When we think back to many of these moments — getting a student loan, buying a house, getting married, having kids — financial services and insurance providers are on the other side. Their products give us the green light to go forward in life, and their advice makes us feel like we’re ready to do it right.
The digital world is full of promise for these organizations to enhance customer relationships, but they’re not sure how to take advantage. In a 2018 trends report by Adobe and Econsultancy, 28 percent of financial services advertisers listed optimizing the customer experience as their top priority, but just 7 percent were concerned with “creating compelling content for digital experiences.”
These marketing departments are spending billions on digital advertising, and eMarketer’s “US Financial Services Industry StatPack 2018” forecasts that their ad spend will breach $15 billion in 2019. But increased spend means little to nothing without improved strategy, points out Christopher Young, director of financial services industry strategy at Adobe.

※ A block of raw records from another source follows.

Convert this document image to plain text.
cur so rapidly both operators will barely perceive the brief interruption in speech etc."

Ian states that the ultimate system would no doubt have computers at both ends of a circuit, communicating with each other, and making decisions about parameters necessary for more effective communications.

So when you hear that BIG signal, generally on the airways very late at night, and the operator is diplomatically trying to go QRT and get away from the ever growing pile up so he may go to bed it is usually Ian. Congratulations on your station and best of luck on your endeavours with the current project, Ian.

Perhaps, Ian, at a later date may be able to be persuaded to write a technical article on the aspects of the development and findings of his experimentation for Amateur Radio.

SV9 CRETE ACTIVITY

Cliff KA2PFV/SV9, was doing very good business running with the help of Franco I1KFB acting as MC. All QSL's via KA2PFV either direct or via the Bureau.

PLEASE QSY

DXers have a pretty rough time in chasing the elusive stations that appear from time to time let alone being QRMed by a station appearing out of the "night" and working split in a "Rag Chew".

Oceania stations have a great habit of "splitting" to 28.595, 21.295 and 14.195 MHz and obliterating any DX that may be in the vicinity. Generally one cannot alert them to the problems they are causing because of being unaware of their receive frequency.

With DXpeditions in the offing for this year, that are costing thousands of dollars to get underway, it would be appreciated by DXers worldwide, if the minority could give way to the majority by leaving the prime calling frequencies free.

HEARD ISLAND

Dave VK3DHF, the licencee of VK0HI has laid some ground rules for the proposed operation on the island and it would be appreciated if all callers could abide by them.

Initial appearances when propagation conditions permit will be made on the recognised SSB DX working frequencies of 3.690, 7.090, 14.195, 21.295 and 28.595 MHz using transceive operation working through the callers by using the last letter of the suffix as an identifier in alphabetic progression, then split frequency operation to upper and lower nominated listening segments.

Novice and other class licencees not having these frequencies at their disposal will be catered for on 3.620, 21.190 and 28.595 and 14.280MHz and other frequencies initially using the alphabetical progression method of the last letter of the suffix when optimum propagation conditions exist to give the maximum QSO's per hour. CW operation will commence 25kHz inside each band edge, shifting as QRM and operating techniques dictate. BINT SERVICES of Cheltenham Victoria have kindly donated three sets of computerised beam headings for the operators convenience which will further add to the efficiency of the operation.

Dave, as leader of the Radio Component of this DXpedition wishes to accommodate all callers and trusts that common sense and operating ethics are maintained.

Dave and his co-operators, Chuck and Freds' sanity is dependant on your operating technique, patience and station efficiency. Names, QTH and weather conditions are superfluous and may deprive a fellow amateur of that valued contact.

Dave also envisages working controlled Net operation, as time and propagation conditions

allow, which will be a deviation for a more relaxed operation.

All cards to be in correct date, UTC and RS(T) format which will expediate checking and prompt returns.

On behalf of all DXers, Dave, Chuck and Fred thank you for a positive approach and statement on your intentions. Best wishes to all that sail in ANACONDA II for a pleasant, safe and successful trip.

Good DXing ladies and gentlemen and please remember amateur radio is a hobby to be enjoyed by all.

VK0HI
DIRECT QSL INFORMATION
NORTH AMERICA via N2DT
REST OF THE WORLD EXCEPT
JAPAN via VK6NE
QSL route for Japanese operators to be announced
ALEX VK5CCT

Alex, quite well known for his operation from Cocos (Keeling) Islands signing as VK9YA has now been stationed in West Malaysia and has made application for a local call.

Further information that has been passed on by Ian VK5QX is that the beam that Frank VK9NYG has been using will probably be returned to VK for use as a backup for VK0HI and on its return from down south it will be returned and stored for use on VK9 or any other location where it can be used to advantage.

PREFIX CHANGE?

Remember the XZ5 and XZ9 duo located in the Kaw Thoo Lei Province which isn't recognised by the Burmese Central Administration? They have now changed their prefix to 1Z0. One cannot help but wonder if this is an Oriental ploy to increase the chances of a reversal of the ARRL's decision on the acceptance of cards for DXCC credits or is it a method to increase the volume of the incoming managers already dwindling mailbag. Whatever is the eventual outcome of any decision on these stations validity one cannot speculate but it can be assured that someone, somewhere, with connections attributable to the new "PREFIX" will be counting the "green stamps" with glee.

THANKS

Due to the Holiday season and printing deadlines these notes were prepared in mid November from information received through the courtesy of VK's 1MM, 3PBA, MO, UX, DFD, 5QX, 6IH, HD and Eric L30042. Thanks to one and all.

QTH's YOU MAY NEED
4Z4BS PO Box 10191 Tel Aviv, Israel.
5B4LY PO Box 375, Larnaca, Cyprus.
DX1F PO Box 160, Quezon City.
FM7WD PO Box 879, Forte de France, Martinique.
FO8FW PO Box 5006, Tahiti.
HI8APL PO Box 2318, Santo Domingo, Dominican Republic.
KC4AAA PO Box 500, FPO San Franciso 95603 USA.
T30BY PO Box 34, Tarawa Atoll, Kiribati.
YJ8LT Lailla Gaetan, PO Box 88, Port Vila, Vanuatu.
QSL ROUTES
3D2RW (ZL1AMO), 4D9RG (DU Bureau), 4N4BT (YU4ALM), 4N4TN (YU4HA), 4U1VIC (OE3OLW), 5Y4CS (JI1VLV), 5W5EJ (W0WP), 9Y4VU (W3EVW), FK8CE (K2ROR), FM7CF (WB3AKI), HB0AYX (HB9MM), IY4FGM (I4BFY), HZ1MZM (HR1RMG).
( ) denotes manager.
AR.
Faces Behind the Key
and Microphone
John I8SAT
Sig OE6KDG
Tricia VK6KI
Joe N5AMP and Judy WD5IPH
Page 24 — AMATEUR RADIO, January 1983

Consumers expect convenient, tailored services and messages. But traditional financial institutions continue to lean on cold email blasts, clickable banners, and blanket offerings. These aren’t the foundations for real, enduring relationships — not when those they’re reaching are becoming increasingly savvy toward marketing tactics and are wary of how marketers use their data. Despite this, the current environment is ripe for advertisers to lead transformation within their organization without losing anyone’s trust.

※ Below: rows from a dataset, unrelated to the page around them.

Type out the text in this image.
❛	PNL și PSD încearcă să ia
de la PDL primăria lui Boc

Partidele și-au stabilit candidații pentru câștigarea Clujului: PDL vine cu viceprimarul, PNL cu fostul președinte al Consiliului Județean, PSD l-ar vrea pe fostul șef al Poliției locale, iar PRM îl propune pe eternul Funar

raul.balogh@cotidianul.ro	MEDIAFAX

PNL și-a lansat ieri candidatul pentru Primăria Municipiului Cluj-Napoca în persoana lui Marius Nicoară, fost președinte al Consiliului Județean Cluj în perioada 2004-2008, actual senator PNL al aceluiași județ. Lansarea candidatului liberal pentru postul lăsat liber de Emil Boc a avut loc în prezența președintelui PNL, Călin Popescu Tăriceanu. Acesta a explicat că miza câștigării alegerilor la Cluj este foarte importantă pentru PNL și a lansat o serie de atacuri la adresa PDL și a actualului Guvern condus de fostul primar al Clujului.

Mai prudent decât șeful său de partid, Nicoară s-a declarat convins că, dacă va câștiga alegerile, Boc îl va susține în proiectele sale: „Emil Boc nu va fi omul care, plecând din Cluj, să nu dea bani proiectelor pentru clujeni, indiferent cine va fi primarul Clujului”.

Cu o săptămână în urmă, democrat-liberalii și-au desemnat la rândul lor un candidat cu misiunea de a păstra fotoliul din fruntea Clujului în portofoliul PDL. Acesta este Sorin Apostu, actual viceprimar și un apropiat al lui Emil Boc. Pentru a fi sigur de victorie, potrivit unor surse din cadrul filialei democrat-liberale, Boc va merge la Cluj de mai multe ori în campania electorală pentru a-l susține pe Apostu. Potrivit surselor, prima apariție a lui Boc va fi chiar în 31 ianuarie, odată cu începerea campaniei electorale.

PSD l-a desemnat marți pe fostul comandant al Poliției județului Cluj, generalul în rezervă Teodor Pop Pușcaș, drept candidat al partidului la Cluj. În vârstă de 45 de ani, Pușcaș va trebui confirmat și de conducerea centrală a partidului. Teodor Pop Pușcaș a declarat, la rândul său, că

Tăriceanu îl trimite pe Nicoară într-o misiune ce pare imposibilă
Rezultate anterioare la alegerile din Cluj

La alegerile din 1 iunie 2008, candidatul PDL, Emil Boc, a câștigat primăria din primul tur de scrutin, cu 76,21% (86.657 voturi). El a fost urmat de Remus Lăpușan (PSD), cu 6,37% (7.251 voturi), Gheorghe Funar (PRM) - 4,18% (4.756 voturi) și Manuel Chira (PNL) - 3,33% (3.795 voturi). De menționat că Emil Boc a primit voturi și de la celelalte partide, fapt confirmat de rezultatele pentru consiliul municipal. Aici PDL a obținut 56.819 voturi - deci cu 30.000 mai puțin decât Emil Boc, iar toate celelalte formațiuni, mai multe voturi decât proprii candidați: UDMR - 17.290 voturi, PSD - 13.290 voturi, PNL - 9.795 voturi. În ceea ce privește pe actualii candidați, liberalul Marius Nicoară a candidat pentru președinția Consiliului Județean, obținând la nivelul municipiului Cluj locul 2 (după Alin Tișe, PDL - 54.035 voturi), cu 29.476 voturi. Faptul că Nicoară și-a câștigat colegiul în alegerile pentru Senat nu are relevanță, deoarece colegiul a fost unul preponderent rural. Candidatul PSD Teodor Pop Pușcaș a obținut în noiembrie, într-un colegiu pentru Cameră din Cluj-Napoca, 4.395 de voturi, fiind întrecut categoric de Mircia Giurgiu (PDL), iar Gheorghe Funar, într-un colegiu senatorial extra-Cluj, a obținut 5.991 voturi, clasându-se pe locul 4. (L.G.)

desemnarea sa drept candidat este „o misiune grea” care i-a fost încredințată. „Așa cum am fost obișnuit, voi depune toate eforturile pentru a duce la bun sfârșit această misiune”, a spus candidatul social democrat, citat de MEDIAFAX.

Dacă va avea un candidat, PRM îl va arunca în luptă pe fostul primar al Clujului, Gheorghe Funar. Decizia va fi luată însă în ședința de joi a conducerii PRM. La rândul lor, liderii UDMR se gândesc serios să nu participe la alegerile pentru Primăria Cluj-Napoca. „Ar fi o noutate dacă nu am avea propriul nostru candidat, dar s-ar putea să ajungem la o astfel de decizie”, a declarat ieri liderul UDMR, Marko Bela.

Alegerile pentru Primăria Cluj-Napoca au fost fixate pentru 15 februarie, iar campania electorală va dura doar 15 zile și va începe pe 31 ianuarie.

Make connections while staying compliant.
Marketers and advertisers are the bridges between brands and consumers. To build customer-centric services you must start with a customer-centric attitude — and advertisers in financial services are in the position to lead the way.
Compliance with data privacy regulations can hamper these efforts and pose challenges for financial institutions. When advertising is done right, however, you can rise to the challenge and drive change in traditional institutions.
According to Young, “Two of the things that are challenging for financial services companies are dynamic creative optimization and hyper-personalization…because they have to take their compliance and legal department along with them in this journey.”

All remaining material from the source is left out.